Greetings AT-listers!

It is I, Tin Can Stove Man, the most powerful superhero the hiking world has 
ever known! It has come to my attention that an unknown lister has revealed 
me and my services to the Appalachian Trail Community, and I wanted to take 
this opportunity to introduce myself in person!!

>From my secret sanctum sanctorium on the outer moon of Neptune, I have heard 
pitiful cries of distress from hapless hikers planning their 2001 thru hike 
of the Appalachian Trail!! In vain, they grunt, straining their tired 
muscles as they attempt to lift their heavy, expensive, corporate, 
gasoline-burning camp stoves! They gnash their teeth and rend their garments 
in frustration as the jet from their MSR Whisperlite once again clogs up, 
forcing them to dine on cold crunchy noodles!!!   "There has to be a better 
way!!!!!"  they wail!!! Tin Can
Stove Man feels your pain!!!!!!!!!!!!!!!!!!!!!!!!!

Aaaargh the pain!!!!!!!!!!!!!!!!!!!

My friends, there is a BETTER WAY!!!! Tin Can Stove Man can help you to see 
the light and that light is the warm blue
flame of a smoothly purring, light weight tin can stove and it is good!!!!! 
The tin can stove is the answer, the way, the
truth!!!!!!!!!!!!!!!!  It is patented by nobody!! it costs nothing!! it 
weighs nothing!! (weighs in at the amazing weight of 0.4 ounces) it looks 
groovy!!!!!!
And it can be yours for nothing!!!!!!!!!!!!!!!!!!!!!!!!!!!!!!!!!
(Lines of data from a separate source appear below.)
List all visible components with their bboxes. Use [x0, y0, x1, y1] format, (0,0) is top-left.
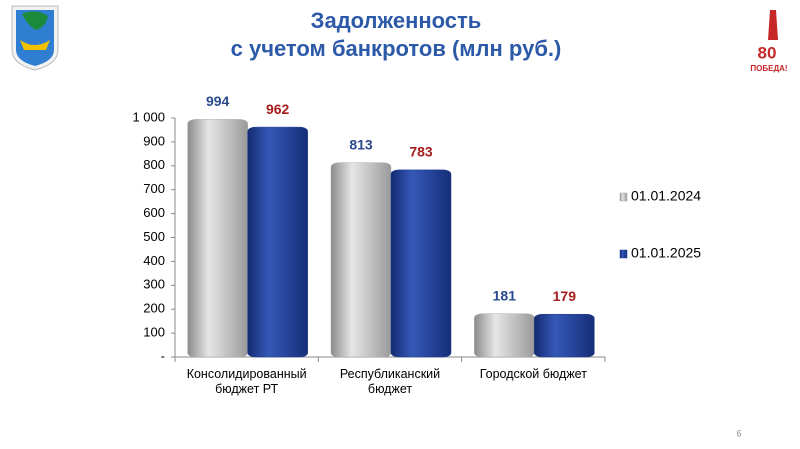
value-label: 179	[553, 288, 577, 304]
value-label: 813	[349, 136, 373, 152]
logo-number: 80	[758, 43, 777, 62]
value-label: 181	[493, 287, 517, 303]
legend-label: 01.01.2025	[631, 245, 701, 261]
victory-logo: 80 ПОБЕДА!	[750, 10, 788, 73]
value-label: 962	[266, 101, 290, 117]
x-tick-label: Консолидированный бюджет РТ	[186, 367, 307, 396]
y-tick-label: 600	[143, 205, 165, 220]
y-tick-label: 300	[143, 277, 165, 292]
emblem	[11, 5, 59, 71]
legend-marker	[619, 249, 628, 259]
page-number: 6	[736, 428, 741, 438]
value-label: 783	[409, 144, 433, 160]
title: Задолженность	[311, 8, 482, 33]
logo-text: ПОБЕДА!	[750, 64, 787, 73]
y-tick-label: 400	[143, 253, 165, 268]
bar	[247, 126, 308, 358]
y-tick-label: 200	[143, 301, 165, 316]
bar	[330, 162, 392, 358]
bar	[474, 313, 535, 358]
y-tick-label: 500	[143, 229, 165, 244]
y-tick-label: 700	[143, 181, 165, 196]
y-tick-label: 900	[143, 133, 165, 148]
value-label: 994	[206, 93, 230, 109]
y-tick-label: 1 000	[132, 109, 165, 124]
y-tick-label: 100	[143, 325, 165, 340]
subtitle: с учетом банкротов (млн руб.)	[231, 36, 562, 61]
y-tick-label: 800	[143, 157, 165, 172]
bar	[390, 169, 452, 358]
y-tick-label: -	[161, 348, 165, 363]
x-tick-label: Республиканский бюджет	[339, 367, 441, 396]
legend-label: 01.01.2024	[631, 188, 701, 204]
x-tick-label: Городской бюджет	[479, 367, 587, 381]
bar	[534, 313, 595, 358]
legend-marker	[619, 192, 628, 202]
bar	[187, 119, 248, 358]
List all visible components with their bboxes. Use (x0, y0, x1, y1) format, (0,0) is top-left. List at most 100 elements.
Yes that's right!!! For the low, low price of $00.00, you can be the proud 
owner of a brand new stove!!! You can be the envy
of your friends and neighbors!!!!!!  Potential sexual partners of the 
appropriate gender and sexual orientation will flock to you in
droves!!!!!!  Tin Can Stove Man knows that some of you are planning on 
starting your 2001 thru-hike with a heavy (aargh!!)
complicated (ug!!!), ugly (ooo!!!), expensive (yuk!!) corporate stove!!! He 
knows from painful experience the heartbreak and
consternation that such a decision can bring, and wants to help you avoid 
the mistakes he made!!!  So here's what you can do:

Send an email to tincanstoveman@hotmail.com  and give him your snail mail 
address.  Using his amazing superpowers, he will
assemble a custom-made tin-can stove and send it to you, along with 
instructions for its care and feeding, for ABSOLUTELY
FREE!!!!!!!!!!!!!!!!  Tin Can Stove Man does this as a service to the 
thru-hiking community and asks nothing in return except
for the satisfaction of knowing that he has prevented the fear and loathing 
that can result from bringing (gasp!) THE WRONG
STOVE!!!!!!!!!!!!!!!!!!!!!!!!   Everyone who writes will get an amazing Tin 
Can Stove, but those who are thru-hiking THIS YEAR are in
SPECIAL DANGER!!!!!!!!!!!!!!!!!!!!!!!!!!!!!!!, so they will have top 
priority in receiving their stoves.  Please let me know if you are about to 
begin a thru-hike, especially if you will be heading out soon!!!

Go ahead punk, let TIN CAN STOVE MAN make your day!!!!!!!!!!!!!  Accept 
nothing less than the best!!!!!!!!!!!!!!
Up, up, and aflame!!!!!!!!!!!!!!!!!!!!!!!!!!